What do anti-vaccine believers have in common? A similar distrust in other settled science like GMOs and nuclear power, for one. And they all are more likely to share similar voting patterns, which means that even though only 20 percent of Americans hold negative views of vaccines, they have an outsized impact on policy. Because most of them are on the same political side.

California, for example, has rolling brownouts during a heatwave because they have banned both new natural gas and nuclear energy generation in the state. They had claimed that wind and solar were viable and forced the largest energy company in the state, PG&E, to adopt more of it and pass the costs along to all customers - who are now paying more and not able to run their air conditioners. California can't generate its own due to politically picking winners and losers in energy and now have to compete with other states for electricity.

Those decisions were based on the politics of constituents, not science. If you don't understand how energy actually works, you are more willing to believe it's magic. 

The same recently held true for anti-vaccine beliefs. Some schools on the coast of California had fewer than 30 percent of children vaccinated. The state had to eliminate "philosophical" objections because of more vaccine deniers than the rest of the country combined, followed in per capita numbers by Washington and Oregon.

And if you took a compass and drew a circle around a Whole Foods, you'd find those vaccine deniers. Their stores were placed to match the kind of demographic that bought organic food; wealthy, liberal, and opposed to science. They are only a small minority of the total population but because they are large donors, they have an outsized impact.

Survey results after denial of science caused measles to come roaring back in the US in 2019 asked 1,938 U.S. adult respondents about their perceptions of vaccination. Most of the results were what you expect. The overwhelming majority support mandatory childhood vaccines. This makes sense. Until the discredited former doctor Andrew Wakefield set off anti-vaccine hysteria in England and then the US, by convincing wealthy progressive elites that regular vaccines caused autism (but the alternative he was pitching would not!), the only people who denied vaccines were a few religious cultists. A decade later, the most religious states, like Alabama and Mississippi, still had vaccination near 100 percent, while California had dropped below herd immunity. 



That made a big difference in policy.

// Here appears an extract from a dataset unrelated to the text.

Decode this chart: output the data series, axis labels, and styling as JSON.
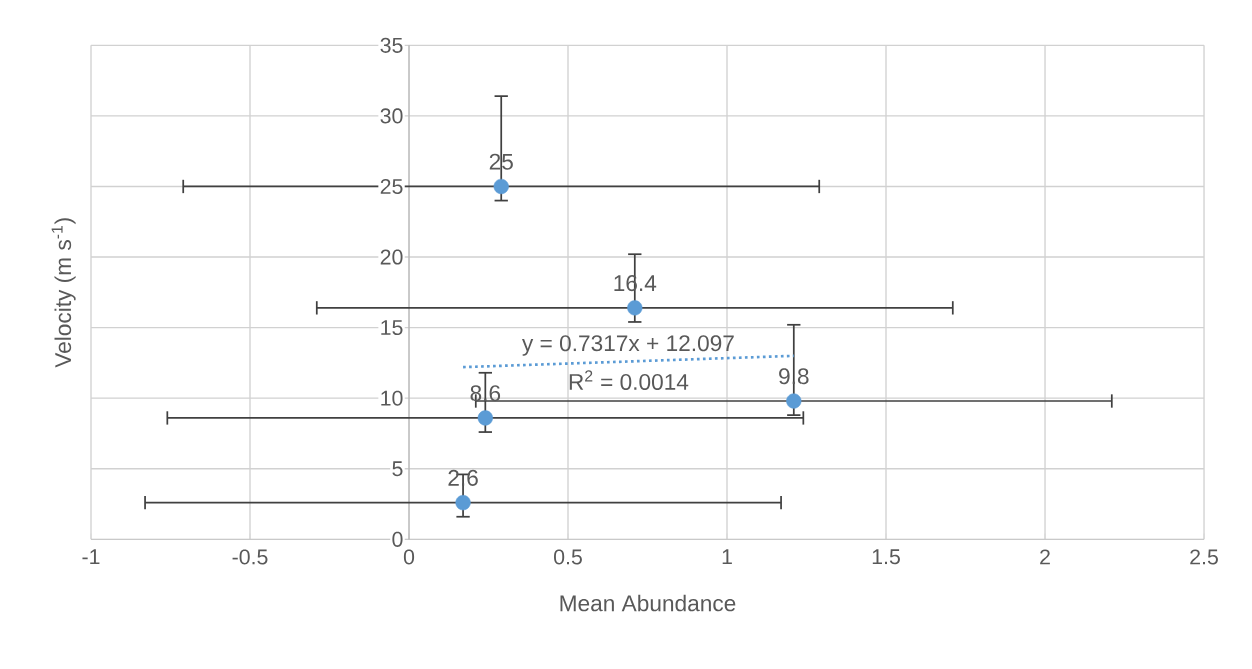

The beliefs became so popular that President Donald Trump even met with American vaccine crank Robert F. Kennedy, Jr. After I urged the president-elect to distance himself from Kennedy in the Wall Street Journal, he did just that (President Obama had even been set to offer Kennedy a cabinet position but pulled it after my criticisms.) 

Their objections in 2019 still revolved around just what the "natural", "organic" and alternatives to medicine community have long believed. That getting the disease provides better immunity than a vaccine, that vaccines cause autism, that they are a "toxic cocktail", a claim mirroeed by the endocrine disruptor activists who claim BPA and formaldehyde are somehow harmful.

What about COVID-19? Once corporate media made the SARS-CoV-2 issue an election year campaign issue, by saying the president was doing too much by banning travel to saying he did not do enough by not banning haircuts, the right wing is more skeptical of everything they read. Does that mean the script will have flipped and they are more likely to deny a COVID-19 will work, a position the left has historically occupied? We'll have to see.